When I was in my teens, for example, my two best friends broke up while I was away on a trip. I came back to find that neither of them was talking to the other. Suddenly my group of friends had dissolved and I felt lost.
Because I'd been attending the Christian Science Sunday School I knew that my real identity was established by God. And my teacher kept telling me that God was pleased with me. Although I couldn't always see how that could be true, I did understand that He had created me. One day, while reading Science and Health with Key to the Scriptures by Mary Baker Eddy, the Discoverer of Christian Science, I came across a sentence that helped me understand what my teacher was talking about. It's where Mrs.
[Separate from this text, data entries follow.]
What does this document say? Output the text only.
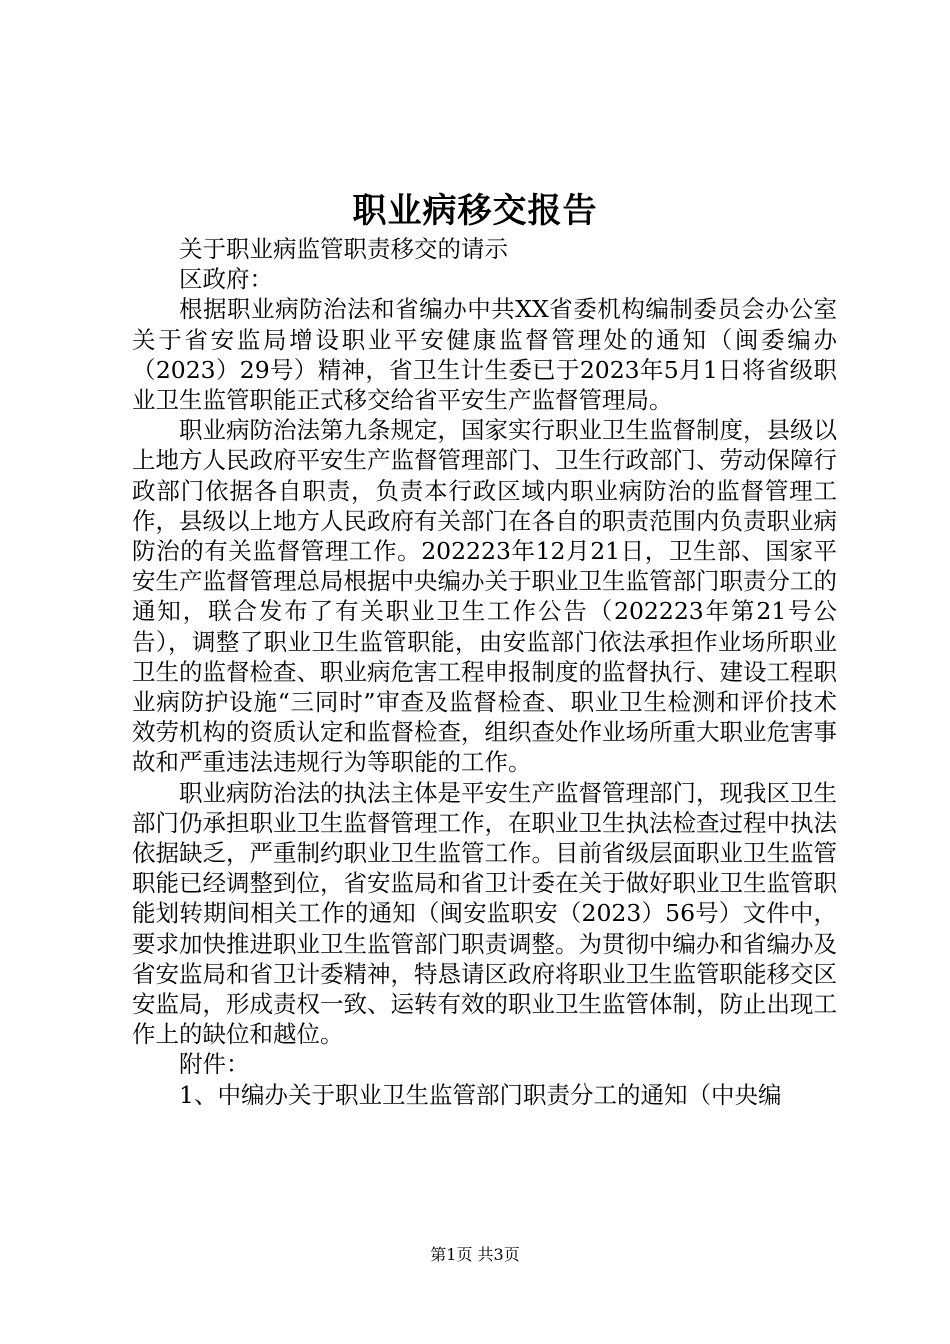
职业病移交报告

关于职业病监管职责移交的请示

区政府：

根据职业病防治法和省编办中共XX省委机构编制委员会办公室关于省安监局增设职业平安健康监督管理处的通知（闽委编办（2023）29号）精神，省卫生计生委已于2023年5月1日将省级职业卫生监管职能正式移交给省平安生产监督管理局。

职业病防治法第九条规定，国家实行职业卫生监督制度，县级以上地方人民政府平安生产监督管理部门、卫生行政部门、劳动保障行政部门依据各自职责，负责本行政区域内职业病防治的监督管理工作，县级以上地方人民政府有关部门在各自的职责范围内负责职业病防治的有关监督管理工作。202223年12月21日，卫生部、国家平安生产监督管理总局根据中央编办关于职业卫生监管部门职责分工的通知，联合发布了有关职业卫生工作公告（202223年第21号公告），调整了职业卫生监管职能，由安监部门依法承担作业场所职业卫生的监督检查、职业病危害工程申报制度的监督执行、建设工程职业病防护设施“三同时”审查及监督检查、职业卫生检测和评价技术效劳机构的资质认定和监督检查，组织查处作业场所重大职业危害事故和严重违法违规行为等职能的工作。

职业病防治法的执法主体是平安生产监督管理部门，现我区卫生部门仍承担职业卫生监督管理工作，在职业卫生执法检查过程中执法依据缺乏，严重制约职业卫生监管工作。目前省级层面职业卫生监管职能已经调整到位，省安监局和省卫计委在关于做好职业卫生监管职能划转期间相关工作的通知（闽安监职安（2023）56号）文件中，要求加快推进职业卫生监管部门职责调整。为贯彻中编办和省编办及省安监局和省卫计委精神，特恳请区政府将职业卫生监管职能移交区安监局，形成责权一致、运转有效的职业卫生监管体制，防止出现工作上的缺位和越位。

附件：

1、中编办关于职业卫生监管部门职责分工的通知（中央编

第1页 共3页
Eddy says, ``Deity was satisfied with His work'' (p. 519).
When I read this I began to glimpse that God really was satisfied with man, His image and likeness. And if God was satisfied with His creation, then I could be satisfied with it as well. Mrs. Eddy says in the next sentence, ``How could He be otherwise, since the spiritual creation was the outgrowth, the emanation, of His infinite self-containment and immortal wisdom?'' A change gradually came over me and I wanted more than anything else to please God, to be His image and likeness. It was exciting to be learning that this is what I already am--that God's child is already perfect and complete. My identity is formed and governed by God. I didn't have to find worth by whom I hung around with. I already was valued--by God! Man, as God's image, is happy, loved, and cared for by God, his creator. Prayerfully learning of man's identity as created by God helped me do a better job of conforming my thinking and actions to God's government.
As God's child I could start by expressing all the qualities needed to sustain a good friendship. These qualities are inherent in man, and already within me as God's reflection. My happiness didn't depend upon the people or groups I associated myself with, but on whether I was expressing the spiritual individuality that God gave distinctly to me. I learned a lot from the praying I did after this experience with my friends. I never did attach my sense of identity to a group again. Instead I yearned to be a friend to everyone who crossed my path. I was much happier because I understood that my individuality is a blessing from God.
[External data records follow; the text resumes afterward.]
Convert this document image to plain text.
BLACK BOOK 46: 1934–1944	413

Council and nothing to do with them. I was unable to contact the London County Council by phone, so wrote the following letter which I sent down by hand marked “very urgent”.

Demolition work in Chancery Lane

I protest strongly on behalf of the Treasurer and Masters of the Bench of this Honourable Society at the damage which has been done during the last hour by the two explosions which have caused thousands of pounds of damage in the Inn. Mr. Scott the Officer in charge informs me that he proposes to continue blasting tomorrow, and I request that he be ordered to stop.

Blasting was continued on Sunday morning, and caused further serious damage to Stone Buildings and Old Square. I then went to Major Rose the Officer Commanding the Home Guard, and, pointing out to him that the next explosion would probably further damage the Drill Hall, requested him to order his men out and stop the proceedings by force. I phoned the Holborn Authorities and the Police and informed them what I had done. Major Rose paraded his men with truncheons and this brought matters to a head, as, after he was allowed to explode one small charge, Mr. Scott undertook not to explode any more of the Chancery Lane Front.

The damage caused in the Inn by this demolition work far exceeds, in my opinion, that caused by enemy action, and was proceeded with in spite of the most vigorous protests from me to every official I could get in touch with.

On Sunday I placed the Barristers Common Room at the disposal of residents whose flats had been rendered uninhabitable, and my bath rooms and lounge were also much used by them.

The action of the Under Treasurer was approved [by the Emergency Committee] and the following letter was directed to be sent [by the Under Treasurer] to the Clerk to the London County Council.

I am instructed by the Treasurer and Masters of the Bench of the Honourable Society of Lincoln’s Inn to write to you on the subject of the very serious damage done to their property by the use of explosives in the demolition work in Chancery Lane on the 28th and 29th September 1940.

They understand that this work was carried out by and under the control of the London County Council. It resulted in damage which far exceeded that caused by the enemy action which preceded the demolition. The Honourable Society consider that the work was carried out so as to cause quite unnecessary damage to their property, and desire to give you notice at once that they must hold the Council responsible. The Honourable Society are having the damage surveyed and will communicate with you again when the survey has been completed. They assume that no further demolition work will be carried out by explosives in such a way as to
Learning to find our individuality in our God-given nature rather than in whom we associate with broadens our spiritual understanding of man, God's child, with whom He is very pleased. We love ourselves more as a result. But we also love others better and more consistently because we love them for who they really are--the children of God.
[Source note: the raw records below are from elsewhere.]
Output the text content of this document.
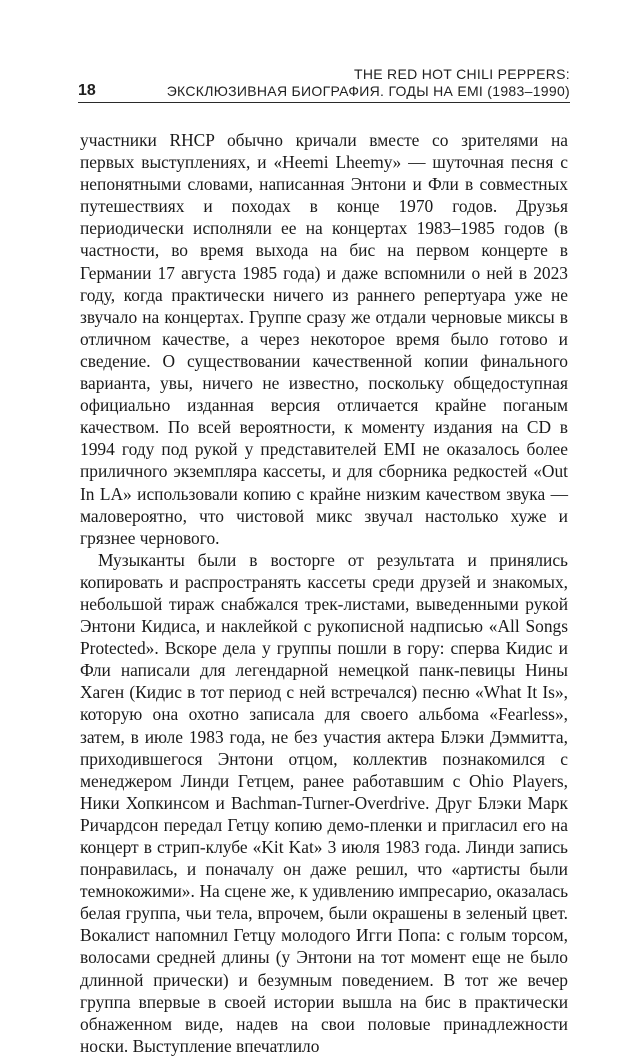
18
THE RED HOT CHILI PEPPERS:
ЭКСКЛЮЗИВНАЯ БИОГРАФИЯ. ГОДЫ НА EMI (1983–1990)

участники RHCP обычно кричали вместе со зрителями на первых выступлениях, и «Heemi Lheemy» — шуточная песня с непонятными словами, написанная Энтони и Фли в совместных путешествиях и походах в конце 1970 годов. Друзья периодически исполняли ее на концертах 1983–1985 годов (в частности, во время выхода на бис на первом концерте в Германии 17 августа 1985 года) и даже вспомнили о ней в 2023 году, когда практически ничего из раннего репертуара уже не звучало на концертах. Группе сразу же отдали черновые миксы в отличном качестве, а через некоторое время было готово и сведение. О существовании качественной копии финального варианта, увы, ничего не известно, поскольку общедоступная официально изданная версия отличается крайне поганым качеством. По всей вероятности, к моменту издания на CD в 1994 году под рукой у представителей EMI не оказалось более приличного экземпляра кассеты, и для сборника редкостей «Out In LA» использовали копию с крайне низким качеством звука — маловероятно, что чистовой микс звучал настолько хуже и грязнее чернового.

Музыканты были в восторге от результата и принялись копировать и распространять кассеты среди друзей и знакомых, небольшой тираж снабжался трек-листами, выведенными рукой Энтони Кидиса, и наклейкой с рукописной надписью «All Songs Protected». Вскоре дела у группы пошли в гору: сперва Кидис и Фли написали для легендарной немецкой панк-певицы Нины Хаген (Кидис в тот период с ней встречался) песню «What It Is», которую она охотно записала для своего альбома «Fearless», затем, в июле 1983 года, не без участия актера Блэки Дэммитта, приходившегося Энтони отцом, коллектив познакомился с менеджером Линди Гетцем, ранее работавшим с Ohio Players, Ники Хопкинсом и Bachman-Turner-Overdrive. Друг Блэки Марк Ричардсон передал Гетцу копию демо-пленки и пригласил его на концерт в стрип-клубе «Kit Kat» 3 июля 1983 года. Линди запись понравилась, и поначалу он даже решил, что «артисты были темнокожими». На сцене же, к удивлению импресарио, оказалась белая группа, чьи тела, впрочем, были окрашены в зеленый цвет. Вокалист напомнил Гетцу молодого Игги Попа: с голым торсом, волосами средней длины (у Энтони на тот момент еще не было длинной прически) и безумным поведением. В тот же вечер группа впервые в своей истории вышла на бис в практически обнаженном виде, надев на свои половые принадлежности носки. Выступление впечатлило
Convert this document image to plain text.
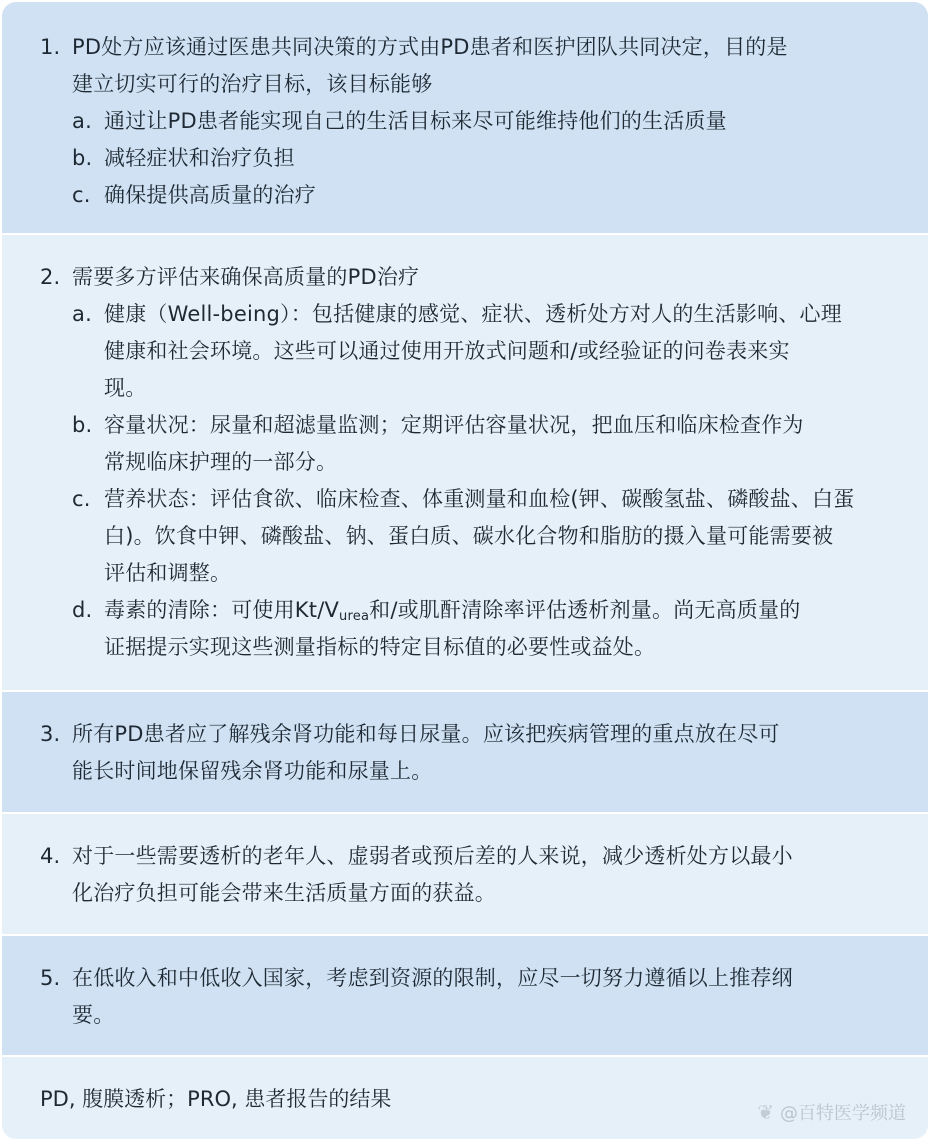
1. PD处方应该通过医患共同决策的方式由PD患者和医护团队共同决定，目的是
建立切实可行的治疗目标，该目标能够
a. 通过让PD患者能实现自己的生活目标来尽可能维持他们的生活质量
b. 减轻症状和治疗负担
c. 确保提供高质量的治疗
2. 需要多方评估来确保高质量的PD治疗
a. 健康（Well-being）：包括健康的感觉、症状、透析处方对人的生活影响、心理
健康和社会环境。这些可以通过使用开放式问题和/或经验证的问卷表来实
现。
b. 容量状况：尿量和超滤量监测；定期评估容量状况，把血压和临床检查作为
常规临床护理的一部分。
c. 营养状态：评估食欲、临床检查、体重测量和血检(钾、碳酸氢盐、磷酸盐、白蛋
白)。饮食中钾、磷酸盐、钠、蛋白质、碳水化合物和脂肪的摄入量可能需要被
评估和调整。
d. 毒素的清除：可使用$Kt/V_{urea}$和/或肌酐清除率评估透析剂量。尚无高质量的
证据提示实现这些测量指标的特定目标值的必要性或益处。
3. 所有PD患者应了解残余肾功能和每日尿量。应该把疾病管理的重点放在尽可
能长时间地保留残余肾功能和尿量上。
4. 对于一些需要透析的老年人、虚弱者或预后差的人来说，减少透析处方以最小
化治疗负担可能会带来生活质量方面的获益。
5. 在低收入和中低收入国家，考虑到资源的限制，应尽一切努力遵循以上推荐纲
要。
PD, 腹膜透析；PRO, 患者报告的结果
❦ @百特医学频道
Christ Jesus tells us in his Sermon on the Mount, found in Matthew's Gospel: ``Let your light so shine before men, that they may see your good works, and glorify your Father which is in heaven'' (5:16). We let our light shine when we spiritually understand and express our God-created identity. When we associate ourselves--through loving thought and actions--with spiritual qualities, we are glorifying our Father in heaven. God is very pleased with His creation--with you and me--because we shine in His image.